„EINEWELT ohne Hunger ist möglich. Die Zukunft des ländlichen Raums“, unter diesem Namen fand eine G20 Konferenz am 27.und 28. April in Berlin unter der Regie des Bundesentwicklungsministerium (BMZ) statt. Zu den rund 600 geladenen nationalen und internationalen Gästen aus Politik, Wirtschaft, Wissenschaft und Zivilgesellschaft, gehörten auch Vertreter des Trierer Vereins „Bildung fördert Entwicklung e.V.“ Im Fokus der Veranstaltung stand die Förderung der Jugendbeschäftigung im ländlichen Raum in den Regionen südlich der Sahara.
Trotz der aktuellen humanitären Hungerkatastrophe die sich derzeit am Horn von Afrika und in anderen Teilen der Welt abzeichnet, ist sich der Bundesentwicklungsminister Dr.
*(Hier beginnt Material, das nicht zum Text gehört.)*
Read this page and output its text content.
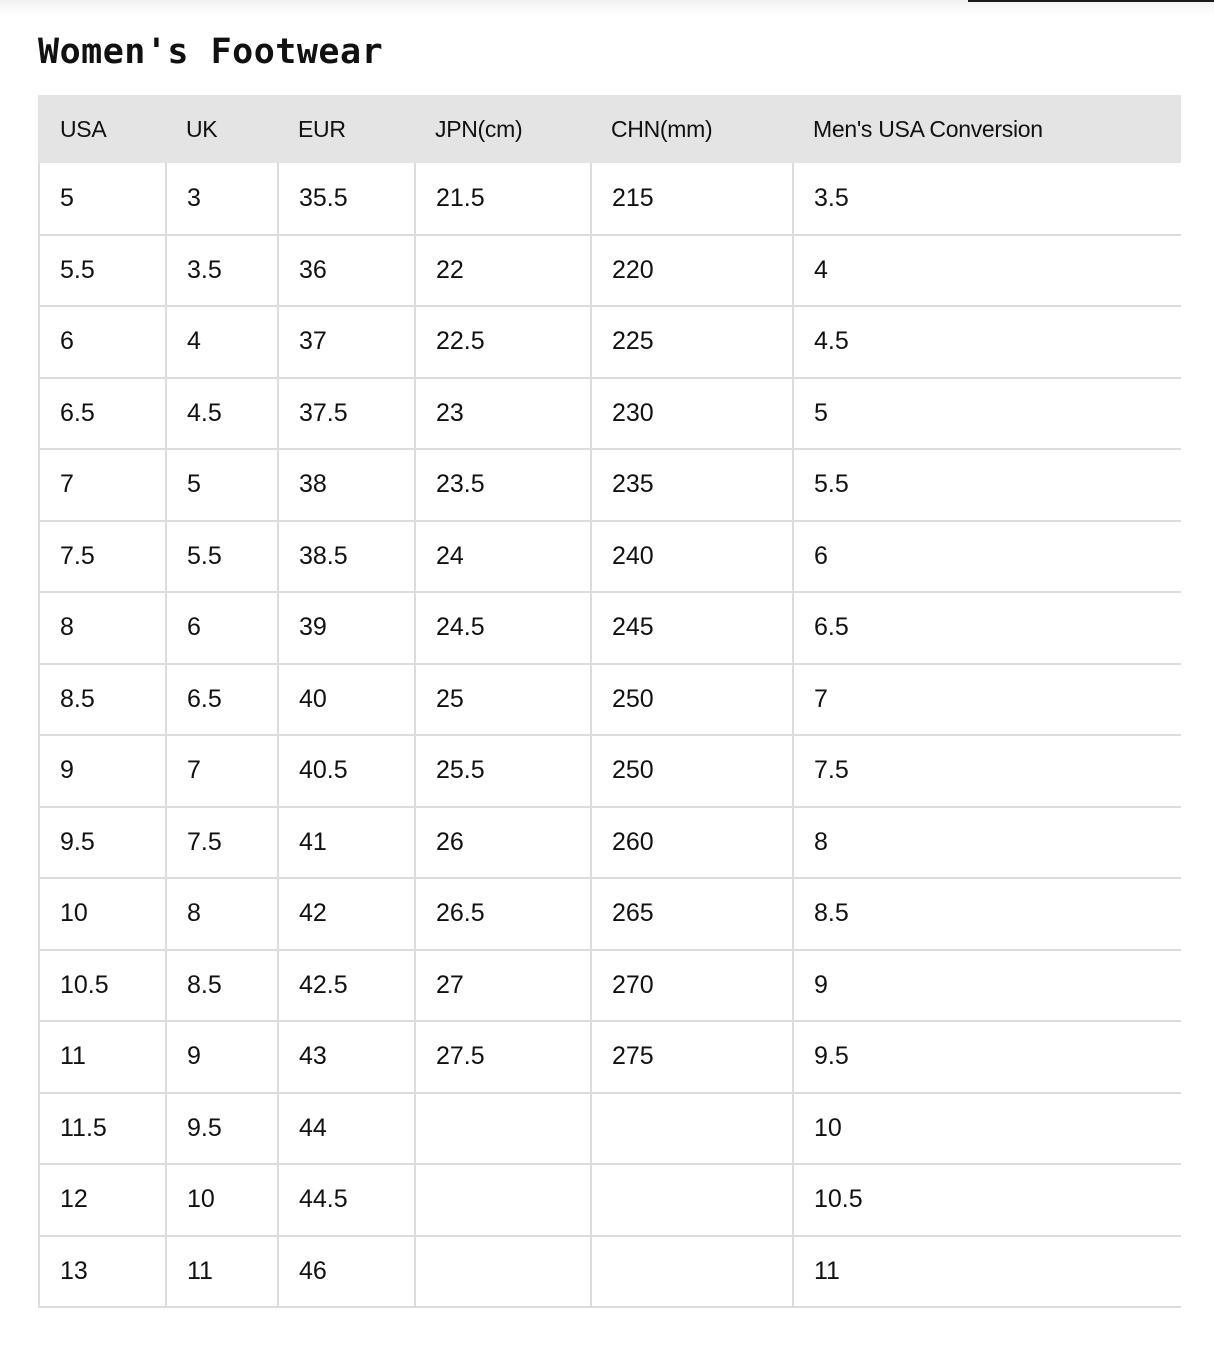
Women's Footwear
USA	UK	EUR	JPN(cm)	CHN(mm)	Men's USA Conversion
5	3	35.5	21.5	215	3.5
5.5	3.5	36	22	220	4
6	4	37	22.5	225	4.5
6.5	4.5	37.5	23	230	5
7	5	38	23.5	235	5.5
7.5	5.5	38.5	24	240	6
8	6	39	24.5	245	6.5
8.5	6.5	40	25	250	7
9	7	40.5	25.5	250	7.5
9.5	7.5	41	26	260	8
10	8	42	26.5	265	8.5
10.5	8.5	42.5	27	270	9
11	9	43	27.5	275	9.5
11.5	9.5	44			10
12	10	44.5			10.5
13	11	46			11
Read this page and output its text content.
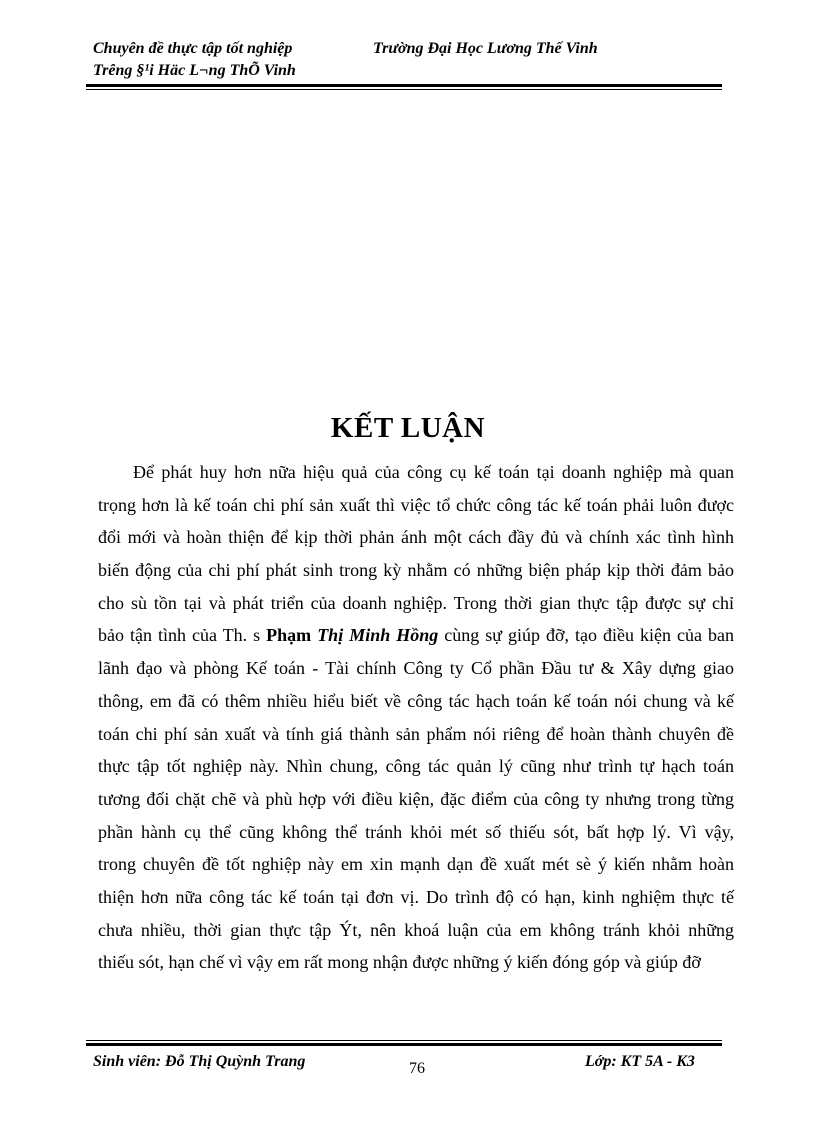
Chuyên đề thực tập tốt nghiệp	Trường Đại Học Lương Thế Vinh
Trêng §¹i Häc L¬ng ThÕ Vinh
KẾT LUẬN
Để phát huy hơn nữa hiệu quả của công cụ kế toán tại doanh nghiệp mà quan
trọng hơn là kế toán chi phí sản xuất thì việc tổ chức công tác kế toán phải luôn được
đổi mới và hoàn thiện để kịp thời phản ánh một cách đầy đủ và chính xác tình hình
biến động của chi phí phát sinh trong kỳ nhằm có những biện pháp kịp thời đảm bảo
cho sù tồn tại và phát triển của doanh nghiệp. Trong thời gian thực tập được sự chỉ
bảo tận tình của Th. s Phạm Thị Minh Hồng cùng sự giúp đỡ, tạo điều kiện của ban
lãnh đạo và phòng Kế toán - Tài chính Công ty Cổ phần Đầu tư & Xây dựng giao
thông, em đã có thêm nhiều hiểu biết về công tác hạch toán kế toán nói chung và kế
toán chi phí sản xuất và tính giá thành sản phẩm nói riêng để hoàn thành chuyên đề
thực tập tốt nghiệp này. Nhìn chung, công tác quản lý cũng như trình tự hạch toán
tương đối chặt chẽ và phù hợp với điều kiện, đặc điểm của công ty nhưng trong từng
phần hành cụ thể cũng không thể tránh khỏi mét số thiếu sót, bất hợp lý. Vì vậy,
trong chuyên đề tốt nghiệp này em xin mạnh dạn đề xuất mét sè ý kiến nhằm hoàn
thiện hơn nữa công tác kế toán tại đơn vị. Do trình độ có hạn, kinh nghiệm thực tế
chưa nhiều, thời gian thực tập Ýt, nên khoá luận của em không tránh khỏi những
thiếu sót, hạn chế vì vậy em rất mong nhận được những ý kiến đóng góp và giúp đỡ
Sinh viên: Đỗ Thị Quỳnh Trang	76	Lớp: KT 5A - K3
Gerd Müller sicher, dass eine Welt ohne Hunger möglich ist. „Nur starke ländliche Räume können Hungerkrisen verhindern und der Jugend eine Perspektive geben… Die Zukunft der Menschheit entscheidet sich auf dem Land“, so der Entwicklungs-minister.
Besonders deutlich wird die Wichtigkeit der Entwicklung des ländlichen Raums bei der Betrachtung der vom BMZ vorgelegten Zahlen. Laut Schätzungen des Ministeriums werden in Afrika bis zum Jahr 2030 etwa 440 Millionen junge Menschen neu auf den Arbeitsmarkt drängen. Sofern diese immense Arbeitskraft effektiv genutzt wird, kann sie die Grundlage für eine dynamische ländliche Entwicklung schaffen und so Afrikas Weg in eine bessere Zukunft ebnen.
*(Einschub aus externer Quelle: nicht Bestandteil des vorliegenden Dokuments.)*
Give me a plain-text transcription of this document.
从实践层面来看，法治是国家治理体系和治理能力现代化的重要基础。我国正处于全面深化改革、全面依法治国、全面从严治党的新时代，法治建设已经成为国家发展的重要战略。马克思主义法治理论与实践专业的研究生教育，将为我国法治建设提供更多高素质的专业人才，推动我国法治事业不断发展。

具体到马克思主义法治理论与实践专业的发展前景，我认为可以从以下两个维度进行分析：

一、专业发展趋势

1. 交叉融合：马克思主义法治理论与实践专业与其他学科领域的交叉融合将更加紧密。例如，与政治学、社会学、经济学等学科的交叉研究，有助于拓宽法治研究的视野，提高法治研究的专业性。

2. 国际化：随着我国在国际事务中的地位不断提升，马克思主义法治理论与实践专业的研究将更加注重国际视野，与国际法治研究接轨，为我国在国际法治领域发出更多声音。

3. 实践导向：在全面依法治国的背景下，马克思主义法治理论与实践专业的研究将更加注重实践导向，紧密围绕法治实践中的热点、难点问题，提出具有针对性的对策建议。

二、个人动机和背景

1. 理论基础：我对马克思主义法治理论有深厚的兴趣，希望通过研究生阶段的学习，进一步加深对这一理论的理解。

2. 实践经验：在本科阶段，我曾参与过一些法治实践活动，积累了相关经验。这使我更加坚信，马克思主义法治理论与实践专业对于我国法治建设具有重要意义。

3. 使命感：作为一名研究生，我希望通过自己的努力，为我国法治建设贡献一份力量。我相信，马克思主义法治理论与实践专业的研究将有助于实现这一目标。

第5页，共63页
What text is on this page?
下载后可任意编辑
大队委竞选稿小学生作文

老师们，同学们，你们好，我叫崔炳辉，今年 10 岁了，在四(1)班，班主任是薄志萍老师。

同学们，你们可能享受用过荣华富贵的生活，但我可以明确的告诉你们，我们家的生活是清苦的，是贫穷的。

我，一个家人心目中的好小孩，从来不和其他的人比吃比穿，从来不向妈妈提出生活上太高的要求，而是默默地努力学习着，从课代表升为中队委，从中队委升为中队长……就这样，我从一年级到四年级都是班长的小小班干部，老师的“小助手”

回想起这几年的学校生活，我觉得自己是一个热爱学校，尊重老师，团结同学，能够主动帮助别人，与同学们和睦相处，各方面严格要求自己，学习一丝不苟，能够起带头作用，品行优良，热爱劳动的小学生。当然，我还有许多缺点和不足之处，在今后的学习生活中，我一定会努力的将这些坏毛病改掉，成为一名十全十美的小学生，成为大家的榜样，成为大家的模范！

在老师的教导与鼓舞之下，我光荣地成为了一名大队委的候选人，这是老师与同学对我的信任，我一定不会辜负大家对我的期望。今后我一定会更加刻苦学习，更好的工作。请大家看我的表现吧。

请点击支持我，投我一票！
Eine fehlende Zukunftsperspektive könnte jedoch verheerende Konsequenzen haben. Diese deutete der Chef der Afrikanischen Entwicklungsbank Dr. Akinwumi Adesina in seiner Rede an, indem er auf die zunehmenden Anwerbeversuche terroristischer Gruppierung in den ländlichen Regionen, insbesondere in Subsahara-Afrika, hinwies. Für die Entwicklung des ländlichen Raums sei es deshalb entscheidend, wirtschaftliche Sicherheit, Ernährungssicherheit und Klimaschutz miteinander zu verknüpfen.
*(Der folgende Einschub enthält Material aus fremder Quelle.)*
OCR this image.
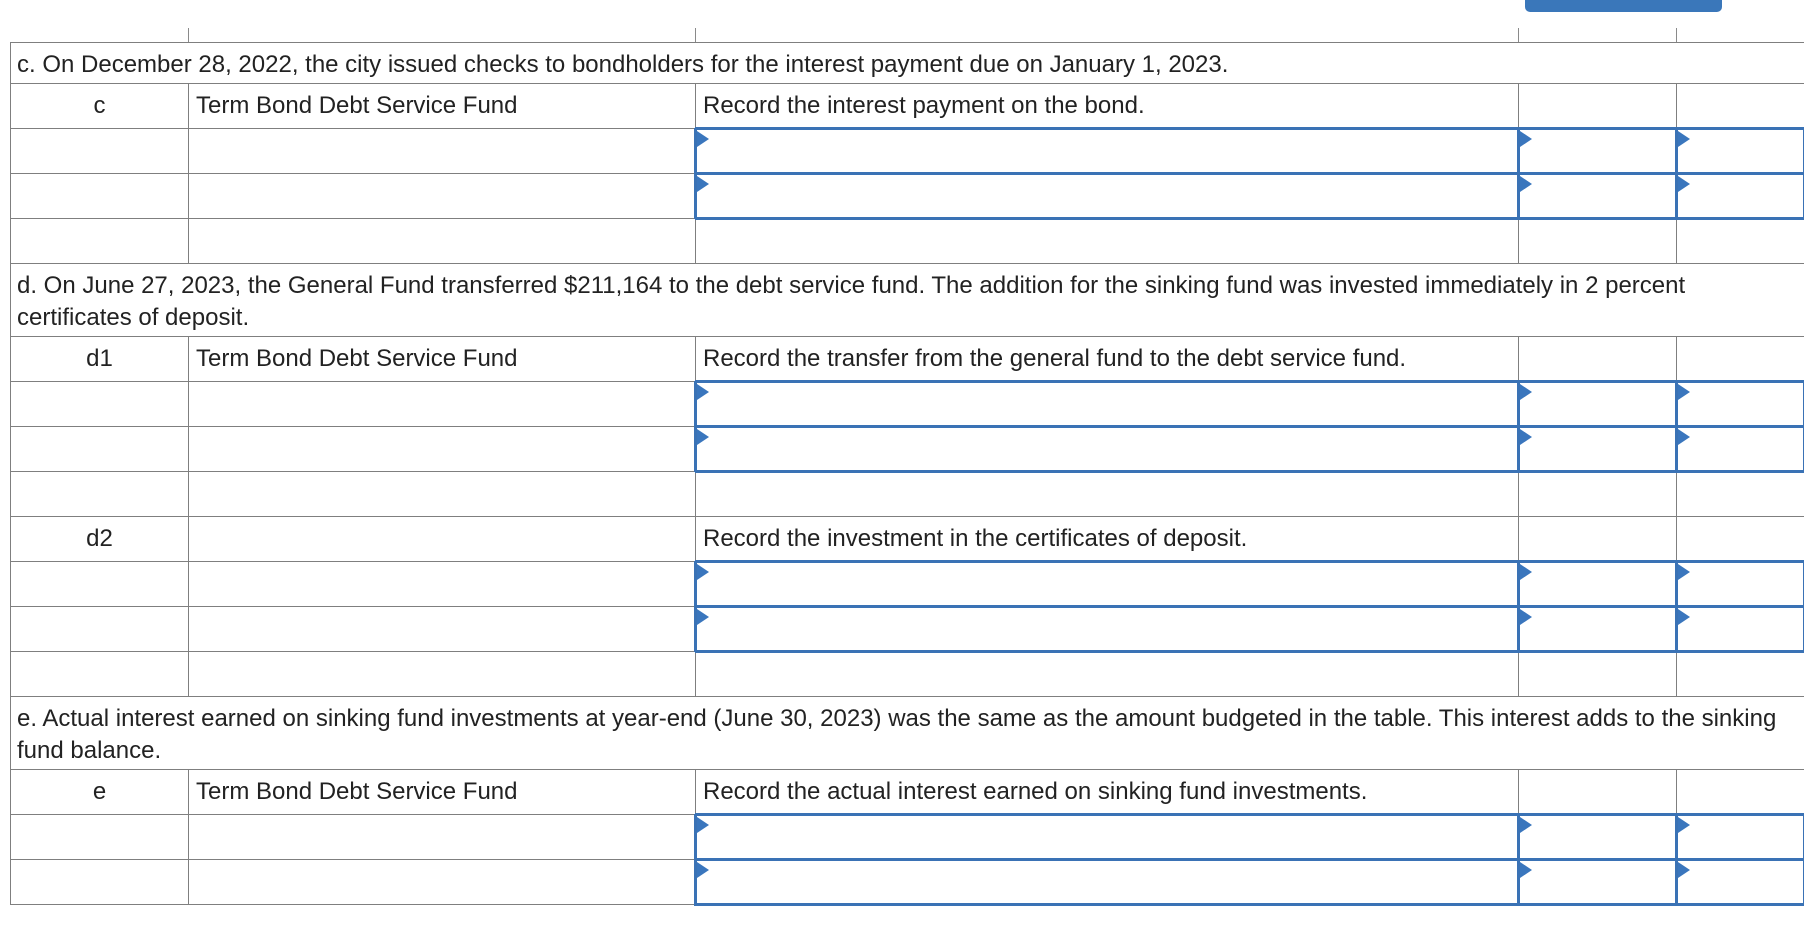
c. On December 28, 2022, the city issued checks to bondholders for the interest payment due on January 1, 2023.				
c	Term Bond Debt Service Fund	Record the interest payment on the bond.		

d. On June 27, 2023, the General Fund transferred $211,164 to the debt service fund. The addition for the sinking fund was invested immediately in 2 percent certificates of deposit.				
d1	Term Bond Debt Service Fund	Record the transfer from the general fund to the debt service fund.		

d2		Record the investment in the certificates of deposit.		

e. Actual interest earned on sinking fund investments at year-end (June 30, 2023) was the same as the amount budgeted in the table. This interest adds to the sinking fund balance.				
e	Term Bond Debt Service Fund	Record the actual interest earned on sinking fund investments.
Ein wesentliches Element der Konferenz war die „Charta von Berlin“, die dem Bundesminister am Abend des 27. April von den Konferenzteilnehmern überreicht worden ist. Diese wurde von einem internationalen Beratungsgremium in Zusammenarbeit mit NGOs aus aller Welt vorbereitet und soll wichtige Impulse setzen. Die Verfasser hoffen, dass die Entscheidungsträger aus Politik, Wirtschaft und Zivilgesellschaft sich dadurch verstärkt für die Entwicklung des ländlichen Raums, der Gleichberechtigung von Mann und Frau und der Jugendbeschäftigung einsetzen.

Der Trierer Verein „Bildung fördert Entwicklung e.V.“ hat sich schon früh der Jugendförderung in Kenia verschrieben und arbeitet bereits mit zahlreichen Projekten in Nairobi an der Bekämpfung der Jugendarbeitslosigkeit. Die durch diese Projekte gesammelte Erfahrung hat der Vorstandvorsitzende des Vereins, Dr. Johannes Michael Nebe, in dem Buch „Youth Unemployment in Kenya: A Ticking Time Bomb“ (2016) geschildert. Die Einladung des BMZ ist auf dieses Buch zurückzuführen, welches neben zahlreichen Berichten über die Situation der jungen Erwachsenen in Kenia auch zahlreiche Lösungsansätze für das Problem der Jugendarbeitslosigkeit in Kenia enthält.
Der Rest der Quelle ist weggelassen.